I’ll be following the intersection of MURBs, pre-fab and mass-timber construction for housing closely. In general in the west we’ve rather foolishly attempted to do pre-fab for individual homes instead of for modular MURBs. There’s a long history of that in Canada, as now defunct retail giant Sears used to sell home kits that would be delivered by rail and wagon a hundred years ago. Now we’re too affluent for that, and buyers want all the mod-cons in unique—but depressingly similar pastiche amalgam—homes, not well-aligned with pre-fab’s one-size-fits-all approaches and branding. However, MURBs are one of the places mass-timber, pre-fab construction shines. Canada’s vast forestry products can be shaped in factories into beams, walls and floors with all of the cut outs for doors and windows, and all of the routings for cables and pipes routered in, then delivered in a just-in-time approach for Lego-like construction. It’s one of the key levers in my cement decarbonization projection through 2100, second only to a reduction in total concrete use as China’s infrastructure boom ends and global population growth slows.
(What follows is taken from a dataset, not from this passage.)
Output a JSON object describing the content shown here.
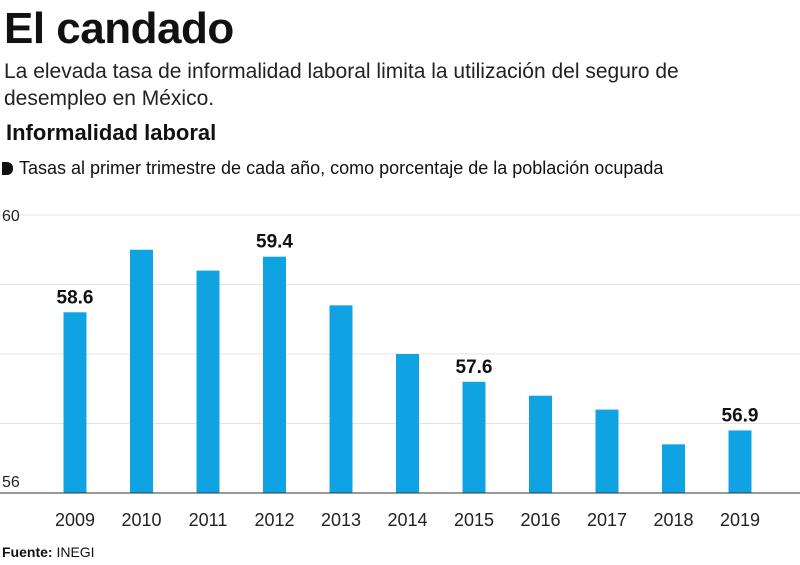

Ultimately, Carney’s victory signals a pivotal moment for Canada, a nation grappling simultaneously with geopolitical pressures, economic uncertainty, climate urgency, and a housing affordability crisis. His blend of pragmatic, ambitious policy-making reflects his belief that bold federal intervention, strategic investment, and national unity can address these multifaceted challenges effectively. Yet, parliamentary realities, provincial relations, Indigenous consent, and the practical complexities of economic diversification and large-scale infrastructure projects represent substantial hurdles. The challenges are non-trivial, but Carney dealt with the sub-prime mortgage meltdown and the beginnings of COVID as central banker. He’s adept at dealing with non-trivial problems. Canada chose wisely, although mostly because of our allergic reaction to Trump.